Fonte: Brew Like a Monk (Stan Hieronymus)
Em segundo lugar, as receitas podem ter sofrido uma série de mudanças desde 1946, quando a St. Bernard começou a produzir as cervejas da Westvleteren. A St. Bernard afirma usar maltes escuros “para dar estabilidade”, enquanto os monges trapistas declaram usar apenas maltes pilsen e pale (o caramelo, presumivelmente, é responsável pela coloração escura). Ademais, a linha St. Bernardus é pasteurizada antes de ser exportada para muitos países (entre os quais, suponho, o Brasil), o que interfere na maturação na garrafa. Do lado dos trapistas, todo o equipamento produtivo da abadia de São Sisto foi renovado sob supervisão dos técnicos de Westmalle (antes, o monastério usava fermentadores de madeira, e hoje emprega tanques de inox), o que possivelmente acarretou mudanças no processo e na receita. Stan Hieronymus cita pelo menos mais uma diferença crucial aferida por medições técnicas: enquanto a St. Bernardus Abt 12 possui 22 unidades de amargor (IBU), a Trappist Westvlereten 12 ostenta potentes 38 IBUs, o que explica sua poderosa sensação de amargor. Sabendo-se que o estilo tradicionalmente admite entre 20 e 35 IBUs segundo o BJCP (e entre 20 e 50 IBUs segundo o mais modernizado guia da Brewers Association), isso atesta de forma eloquente as diferenças entre as duas.

O veredito inevitável a que fui impelido por meus sentidos e minhas leituras é o de que as duas não são, definitivamente, a mesma cerveja. É verdade que diferenças na safra, na refermentação na garrafa ou no tempo transcorrido entre o envase e o consumo poderiam produzir pequenas alterações no aroma, sabor e sensação. Mas acho que estamos diante de algo que vai além disso, envolvendo diferenças nas cepas de levedura (que são a alma das cervejas belgas), nos maltes e nos índices de amargor. Isso inclusive ajudaria a explicar as diferentes percepções da cerveja pelo público norte-americano, que entronizou a Trappist Westvleteren 12 como melhor cerveja do mundo. Entre todas as dark strong ales trapistas, a Westvleteren exibe o maior índice de amargor (seguida de perto pelos 35 IBUs da Chimay Azul), o que bate em cheio com o gosto pelas cervejas amargas do público norte-americano.

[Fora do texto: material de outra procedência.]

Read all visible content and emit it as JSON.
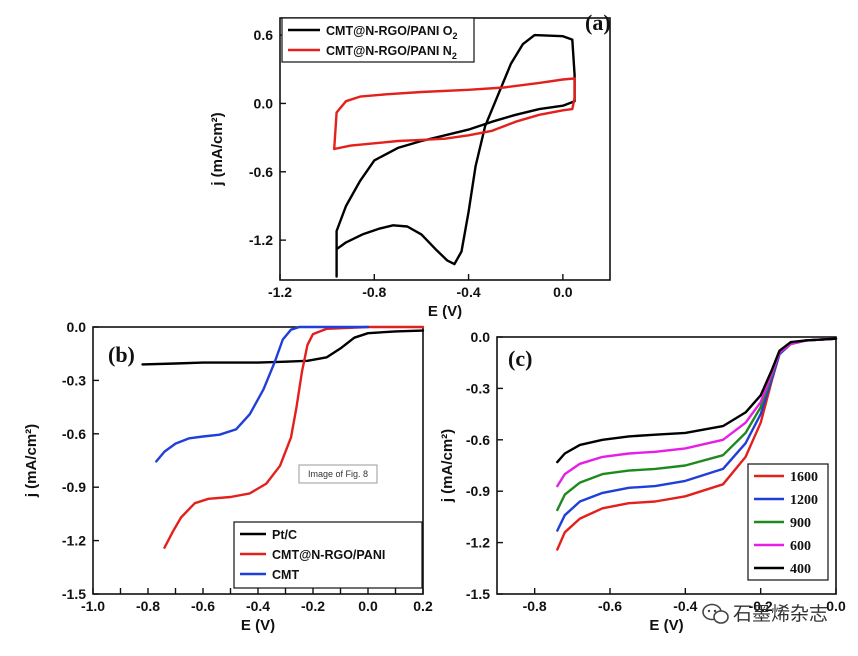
{
  "caption_overlay": "Image of Fig. 8",
  "watermark": "石墨烯杂志",
  "chart_data": [
    {
      "id": "a",
      "type": "line",
      "panel_label": "(a)",
      "xlabel": "E (V)",
      "ylabel": "j (mA/cm²)",
      "xlim": [
        -1.2,
        0.2
      ],
      "ylim": [
        -1.55,
        0.75
      ],
      "xticks": [
        -1.2,
        -0.8,
        -0.4,
        0.0
      ],
      "xtick_labels": [
        "-1.2",
        "-0.8",
        "-0.4",
        "0.0"
      ],
      "yticks": [
        0.6,
        0.0,
        -0.6,
        -1.2
      ],
      "ytick_labels": [
        "0.6",
        "0.0",
        "-0.6",
        "-1.2"
      ],
      "legend": {
        "position": "top-left"
      },
      "series": [
        {
          "name": "CMT@N-RGO/PANI O",
          "name_sub": "2",
          "color": "#000000",
          "points": [
            [
              -0.96,
              -1.52
            ],
            [
              -0.96,
              -1.28
            ],
            [
              -0.92,
              -1.22
            ],
            [
              -0.85,
              -1.15
            ],
            [
              -0.78,
              -1.1
            ],
            [
              -0.72,
              -1.07
            ],
            [
              -0.66,
              -1.08
            ],
            [
              -0.6,
              -1.15
            ],
            [
              -0.54,
              -1.28
            ],
            [
              -0.49,
              -1.38
            ],
            [
              -0.46,
              -1.41
            ],
            [
              -0.43,
              -1.3
            ],
            [
              -0.4,
              -0.95
            ],
            [
              -0.37,
              -0.55
            ],
            [
              -0.33,
              -0.2
            ],
            [
              -0.28,
              0.05
            ],
            [
              -0.22,
              0.35
            ],
            [
              -0.17,
              0.52
            ],
            [
              -0.12,
              0.6
            ],
            [
              0.0,
              0.59
            ],
            [
              0.04,
              0.56
            ],
            [
              0.05,
              0.25
            ],
            [
              0.05,
              0.02
            ],
            [
              0.0,
              -0.02
            ],
            [
              -0.1,
              -0.05
            ],
            [
              -0.2,
              -0.1
            ],
            [
              -0.3,
              -0.16
            ],
            [
              -0.4,
              -0.23
            ],
            [
              -0.5,
              -0.28
            ],
            [
              -0.6,
              -0.33
            ],
            [
              -0.7,
              -0.39
            ],
            [
              -0.8,
              -0.5
            ],
            [
              -0.86,
              -0.68
            ],
            [
              -0.92,
              -0.9
            ],
            [
              -0.96,
              -1.12
            ],
            [
              -0.96,
              -1.52
            ]
          ]
        },
        {
          "name": "CMT@N-RGO/PANI N",
          "name_sub": "2",
          "color": "#e3201b",
          "points": [
            [
              -0.97,
              -0.4
            ],
            [
              -0.96,
              -0.08
            ],
            [
              -0.92,
              0.02
            ],
            [
              -0.86,
              0.06
            ],
            [
              -0.75,
              0.08
            ],
            [
              -0.6,
              0.1
            ],
            [
              -0.4,
              0.12
            ],
            [
              -0.25,
              0.14
            ],
            [
              -0.1,
              0.18
            ],
            [
              0.0,
              0.21
            ],
            [
              0.05,
              0.22
            ],
            [
              0.05,
              0.05
            ],
            [
              0.04,
              -0.05
            ],
            [
              0.0,
              -0.06
            ],
            [
              -0.1,
              -0.1
            ],
            [
              -0.2,
              -0.16
            ],
            [
              -0.3,
              -0.24
            ],
            [
              -0.4,
              -0.28
            ],
            [
              -0.5,
              -0.31
            ],
            [
              -0.6,
              -0.32
            ],
            [
              -0.7,
              -0.33
            ],
            [
              -0.8,
              -0.35
            ],
            [
              -0.9,
              -0.37
            ],
            [
              -0.97,
              -0.4
            ]
          ]
        }
      ]
    },
    {
      "id": "b",
      "type": "line",
      "panel_label": "(b)",
      "xlabel": "E (V)",
      "ylabel": "j (mA/cm²)",
      "xlim": [
        -1.0,
        0.2
      ],
      "ylim": [
        -1.5,
        0.0
      ],
      "xticks": [
        -1.0,
        -0.9,
        -0.8,
        -0.7,
        -0.6,
        -0.5,
        -0.4,
        -0.3,
        -0.2,
        -0.1,
        0.0,
        0.1,
        0.2
      ],
      "xtick_labels": [
        "-1.0",
        "",
        "-0.8",
        "",
        "-0.6",
        "",
        "-0.4",
        "",
        "-0.2",
        "",
        "0.0",
        "",
        "0.2"
      ],
      "yticks": [
        0.0,
        -0.3,
        -0.6,
        -0.9,
        -1.2,
        -1.5
      ],
      "ytick_labels": [
        "0.0",
        "-0.3",
        "-0.6",
        "-0.9",
        "-1.2",
        "-1.5"
      ],
      "legend": {
        "position": "bottom-right"
      },
      "series": [
        {
          "name": "Pt/C",
          "color": "#000000",
          "points": [
            [
              -0.82,
              -0.21
            ],
            [
              -0.7,
              -0.205
            ],
            [
              -0.6,
              -0.2
            ],
            [
              -0.5,
              -0.2
            ],
            [
              -0.4,
              -0.2
            ],
            [
              -0.3,
              -0.195
            ],
            [
              -0.22,
              -0.19
            ],
            [
              -0.15,
              -0.17
            ],
            [
              -0.1,
              -0.12
            ],
            [
              -0.05,
              -0.06
            ],
            [
              0.0,
              -0.035
            ],
            [
              0.1,
              -0.025
            ],
            [
              0.2,
              -0.02
            ]
          ]
        },
        {
          "name": "CMT@N-RGO/PANI",
          "color": "#e3201b",
          "points": [
            [
              -0.74,
              -1.24
            ],
            [
              -0.71,
              -1.15
            ],
            [
              -0.68,
              -1.07
            ],
            [
              -0.63,
              -0.99
            ],
            [
              -0.58,
              -0.965
            ],
            [
              -0.5,
              -0.955
            ],
            [
              -0.43,
              -0.935
            ],
            [
              -0.37,
              -0.88
            ],
            [
              -0.32,
              -0.78
            ],
            [
              -0.28,
              -0.62
            ],
            [
              -0.26,
              -0.45
            ],
            [
              -0.24,
              -0.25
            ],
            [
              -0.22,
              -0.1
            ],
            [
              -0.2,
              -0.04
            ],
            [
              -0.15,
              -0.01
            ],
            [
              0.0,
              0.0
            ],
            [
              0.2,
              0.0
            ]
          ]
        },
        {
          "name": "CMT",
          "color": "#1f3fd8",
          "points": [
            [
              -0.77,
              -0.755
            ],
            [
              -0.74,
              -0.7
            ],
            [
              -0.7,
              -0.655
            ],
            [
              -0.65,
              -0.625
            ],
            [
              -0.6,
              -0.615
            ],
            [
              -0.54,
              -0.605
            ],
            [
              -0.48,
              -0.575
            ],
            [
              -0.43,
              -0.49
            ],
            [
              -0.38,
              -0.35
            ],
            [
              -0.34,
              -0.2
            ],
            [
              -0.31,
              -0.07
            ],
            [
              -0.28,
              -0.015
            ],
            [
              -0.25,
              0.0
            ],
            [
              0.0,
              0.0
            ]
          ]
        }
      ]
    },
    {
      "id": "c",
      "type": "line",
      "panel_label": "(c)",
      "xlabel": "E (V)",
      "ylabel": "j (mA/cm²)",
      "xlim": [
        -0.9,
        0.0
      ],
      "ylim": [
        -1.5,
        0.0
      ],
      "xticks": [
        -0.8,
        -0.6,
        -0.4,
        -0.2,
        0.0
      ],
      "xtick_labels": [
        "-0.8",
        "-0.6",
        "-0.4",
        "-0.2",
        "0.0"
      ],
      "yticks": [
        0.0,
        -0.3,
        -0.6,
        -0.9,
        -1.2,
        -1.5
      ],
      "ytick_labels": [
        "0.0",
        "-0.3",
        "-0.6",
        "-0.9",
        "-1.2",
        "-1.5"
      ],
      "legend": {
        "position": "bottom-right"
      },
      "series": [
        {
          "name": "1600",
          "color": "#e3201b",
          "points": [
            [
              -0.74,
              -1.24
            ],
            [
              -0.72,
              -1.14
            ],
            [
              -0.68,
              -1.06
            ],
            [
              -0.62,
              -1.0
            ],
            [
              -0.55,
              -0.97
            ],
            [
              -0.48,
              -0.96
            ],
            [
              -0.4,
              -0.93
            ],
            [
              -0.3,
              -0.86
            ],
            [
              -0.24,
              -0.7
            ],
            [
              -0.2,
              -0.5
            ],
            [
              -0.17,
              -0.25
            ],
            [
              -0.15,
              -0.1
            ],
            [
              -0.12,
              -0.04
            ],
            [
              -0.08,
              -0.02
            ],
            [
              0.0,
              -0.01
            ]
          ]
        },
        {
          "name": "1200",
          "color": "#1f3fd8",
          "points": [
            [
              -0.74,
              -1.13
            ],
            [
              -0.72,
              -1.04
            ],
            [
              -0.68,
              -0.96
            ],
            [
              -0.62,
              -0.91
            ],
            [
              -0.55,
              -0.88
            ],
            [
              -0.48,
              -0.87
            ],
            [
              -0.4,
              -0.84
            ],
            [
              -0.3,
              -0.77
            ],
            [
              -0.24,
              -0.62
            ],
            [
              -0.2,
              -0.45
            ],
            [
              -0.17,
              -0.24
            ],
            [
              -0.15,
              -0.1
            ],
            [
              -0.12,
              -0.04
            ],
            [
              -0.08,
              -0.02
            ],
            [
              0.0,
              -0.01
            ]
          ]
        },
        {
          "name": "900",
          "color": "#1e8a1e",
          "points": [
            [
              -0.74,
              -1.01
            ],
            [
              -0.72,
              -0.92
            ],
            [
              -0.68,
              -0.85
            ],
            [
              -0.62,
              -0.8
            ],
            [
              -0.55,
              -0.78
            ],
            [
              -0.48,
              -0.77
            ],
            [
              -0.4,
              -0.75
            ],
            [
              -0.3,
              -0.69
            ],
            [
              -0.24,
              -0.56
            ],
            [
              -0.2,
              -0.41
            ],
            [
              -0.17,
              -0.22
            ],
            [
              -0.15,
              -0.09
            ],
            [
              -0.12,
              -0.04
            ],
            [
              -0.08,
              -0.02
            ],
            [
              0.0,
              -0.01
            ]
          ]
        },
        {
          "name": "600",
          "color": "#e61ee6",
          "points": [
            [
              -0.74,
              -0.87
            ],
            [
              -0.72,
              -0.8
            ],
            [
              -0.68,
              -0.74
            ],
            [
              -0.62,
              -0.7
            ],
            [
              -0.55,
              -0.68
            ],
            [
              -0.48,
              -0.67
            ],
            [
              -0.4,
              -0.65
            ],
            [
              -0.3,
              -0.6
            ],
            [
              -0.24,
              -0.5
            ],
            [
              -0.2,
              -0.38
            ],
            [
              -0.17,
              -0.21
            ],
            [
              -0.15,
              -0.09
            ],
            [
              -0.12,
              -0.04
            ],
            [
              -0.08,
              -0.02
            ],
            [
              0.0,
              -0.01
            ]
          ]
        },
        {
          "name": "400",
          "color": "#000000",
          "points": [
            [
              -0.74,
              -0.73
            ],
            [
              -0.72,
              -0.68
            ],
            [
              -0.68,
              -0.63
            ],
            [
              -0.62,
              -0.6
            ],
            [
              -0.55,
              -0.58
            ],
            [
              -0.48,
              -0.57
            ],
            [
              -0.4,
              -0.56
            ],
            [
              -0.3,
              -0.52
            ],
            [
              -0.24,
              -0.44
            ],
            [
              -0.2,
              -0.34
            ],
            [
              -0.17,
              -0.19
            ],
            [
              -0.15,
              -0.08
            ],
            [
              -0.12,
              -0.03
            ],
            [
              -0.08,
              -0.02
            ],
            [
              0.0,
              -0.01
            ]
          ]
        }
      ]
    }
  ]
}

Duas perguntas não querem calar: a Westvleteren é mesmo a melhor cerveja do mundo? Entre a St. Bernardus e a Westleteren, qual é melhor? Quanto à primeira pergunta, acho que minha posição já deve ter ficado clara ao longo deste artigo. Quanto à segunda, digamos apenas que “melhor” ou “pior” não dependem inteiramente de uma avaliação objetiva, esbarrando sempre em critérios e preferências que são, pelo menos em parte, pessoais. Eu gosto mais da complexidade aromática da Westvleteren, mas não posso negar que o perfil maltado da St. Bernardus é mais sedutor, para quem prefere esse aspecto. Aí vai de cada um: quando tiver a oportunidade de por suas mãos em uma das cobiçadas garrafinhas sem rótulo da trapista, não deixe de bebê-la tendo ao lado um copo da sempre companheira St. Bernardus e tire suas próprias conclusões!